Francesco Martini, born in 1951, has been shooting photos for about 25 years. He lives in Castel del Piano, in the province of Grosseto - Italy. He doesn't have any favourite kind of image, wants to photograph beauty. He likes digital, but also the traditional camera, slide e B&W, and prints the photos by himself in his dark-room.

Home page: www.martinifrancesco.net

You can see see his photos at Photonet

David Meskin likes to read books and then to tell people what he thinks about them. He has written reviews for taint magazine and other fine publications. He lives in a house in Baltimore that has really large rooms.

Howard Miller recently retired after 36 years of college teaching. He's now catching up on all that reading he wanted to do but didn't have time to before.

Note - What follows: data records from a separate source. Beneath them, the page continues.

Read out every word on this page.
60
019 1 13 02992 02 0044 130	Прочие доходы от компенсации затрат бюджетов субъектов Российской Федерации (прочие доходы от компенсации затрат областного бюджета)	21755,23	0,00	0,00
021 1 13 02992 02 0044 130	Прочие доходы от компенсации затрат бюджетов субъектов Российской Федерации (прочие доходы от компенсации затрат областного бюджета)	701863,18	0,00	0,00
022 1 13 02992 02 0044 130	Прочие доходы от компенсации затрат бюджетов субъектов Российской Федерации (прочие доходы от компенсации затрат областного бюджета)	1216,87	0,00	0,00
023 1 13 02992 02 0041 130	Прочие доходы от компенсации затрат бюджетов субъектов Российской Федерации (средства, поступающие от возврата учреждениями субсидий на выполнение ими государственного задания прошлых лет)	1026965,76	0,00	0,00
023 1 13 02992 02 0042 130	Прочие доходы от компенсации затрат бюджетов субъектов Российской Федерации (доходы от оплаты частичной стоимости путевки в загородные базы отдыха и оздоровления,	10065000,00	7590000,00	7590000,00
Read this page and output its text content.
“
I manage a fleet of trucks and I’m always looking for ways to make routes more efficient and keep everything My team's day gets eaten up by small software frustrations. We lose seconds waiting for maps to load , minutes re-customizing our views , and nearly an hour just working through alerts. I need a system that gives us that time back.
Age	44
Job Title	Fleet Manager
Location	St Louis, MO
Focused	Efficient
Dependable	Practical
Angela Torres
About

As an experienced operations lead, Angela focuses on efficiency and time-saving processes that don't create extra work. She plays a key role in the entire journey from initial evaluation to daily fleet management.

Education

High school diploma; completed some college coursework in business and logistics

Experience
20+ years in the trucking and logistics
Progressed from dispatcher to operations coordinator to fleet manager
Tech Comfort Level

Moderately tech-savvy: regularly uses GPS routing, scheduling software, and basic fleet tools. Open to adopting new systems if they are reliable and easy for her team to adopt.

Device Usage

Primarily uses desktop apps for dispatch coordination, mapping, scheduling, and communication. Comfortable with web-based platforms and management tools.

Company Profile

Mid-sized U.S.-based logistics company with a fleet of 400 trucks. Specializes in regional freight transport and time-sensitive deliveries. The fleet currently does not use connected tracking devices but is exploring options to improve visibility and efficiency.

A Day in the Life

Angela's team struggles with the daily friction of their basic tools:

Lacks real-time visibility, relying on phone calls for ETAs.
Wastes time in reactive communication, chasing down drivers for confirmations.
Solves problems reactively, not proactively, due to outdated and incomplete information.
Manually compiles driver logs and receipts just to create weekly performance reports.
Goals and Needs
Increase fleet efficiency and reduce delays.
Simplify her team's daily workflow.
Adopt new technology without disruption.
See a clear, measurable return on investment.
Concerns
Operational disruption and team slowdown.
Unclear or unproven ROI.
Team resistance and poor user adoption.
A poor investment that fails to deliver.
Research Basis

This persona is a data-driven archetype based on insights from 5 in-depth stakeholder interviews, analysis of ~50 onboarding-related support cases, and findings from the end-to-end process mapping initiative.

Catherine Moran is from Toronto, Ontario, and she works at a library there. Her short fiction has appeared in 3ammagazine (Oct. 2004 and Feb 2004) and her poetry has appeared in Taint Magazine, Elimae and Forget Magazine. She can be reached electronically at cathy999@sympatico.ca

A.J. Rathbun's books include Want, a poetry collection, and Party Drinks: 50 Classic Cocktails and Lively Libations, a drink recipe collection. He is an editor and co-publisher of LitRag, a Seattle-based literary and art magazine that has an online component at www.litrag.com, and he has his very own website at www.ajrathbun.com. Finally, his pie, "Totally Tofu Coconut Kareem Pie" won Most Creative at Amazon.com's EEPAPO (or, ETK-Edit Pro-Am Pie-Off).

John Rybicki's poems and stories have appeared Poetry, TriQuarterly, Bomb, the North American Review, Field, and others. He travels the land teaching children and adults alike about the holiness of a sentence. His first book of poems, Traveling at High Speeds (New Issues Press) went into second edition last fall. His chapbook, Yellow-Haired Girl with Spider, is out on March Street Press.

Henry Stanton has recently completed his fifth book of poetry, Love and Fear. He has published poetry in The Maryland Poetry Review, The Baltimore Sun Magazine, The Pearl, Late Knocking, and The Baltimore City Paper, among other publications.

Lynn Strongin has recently had accepted for publication next spring by the University of Iowa Press The Sorrow Psalms: A Book of Twentieth Century Elegy. Link to her bio: http://members.shaw.ca/stronginweb/Biog.html

Steven R. Thompson is a professional photographer living and photographing in the beautiful Southern California area. His main interest is in photographing coastal seascapes, but he photographs the more noticeable coastal tourist destinations as well. He has also spent time traveling and photographing nature and wildlife throughout much of the Western United States, most notably the national parks. His images are sold as fine art prints in select gift shops and retail locations throughout Southern California, through Webshots, the California Seascapes website and are also available for most any stock image use.

www.californiaseascapes.com

David Ubben exists and works in beautiful Geneva, Switzerland. It was a long and winding path that lead him there, through warm depths of South of the United States and the cool black forests of Germany. The lines of life and the tears of memories reach into his work. It is reflection of his past and a hope for the future. Please visit his website, "Slice of Being" at www.geneva.ch.vu

Derek White has other new work in Diagram, Potion, Tarpaulin Sky, BlazeVOX, Call: Review, perspektive, Eclectica and elsewhere. He has some chapbooks available from his own Calamari Press and edits SleepingFish magazine. "The Octopus Hunters" is from a pending collection of short prose taken from dreams entitled Poste Restante.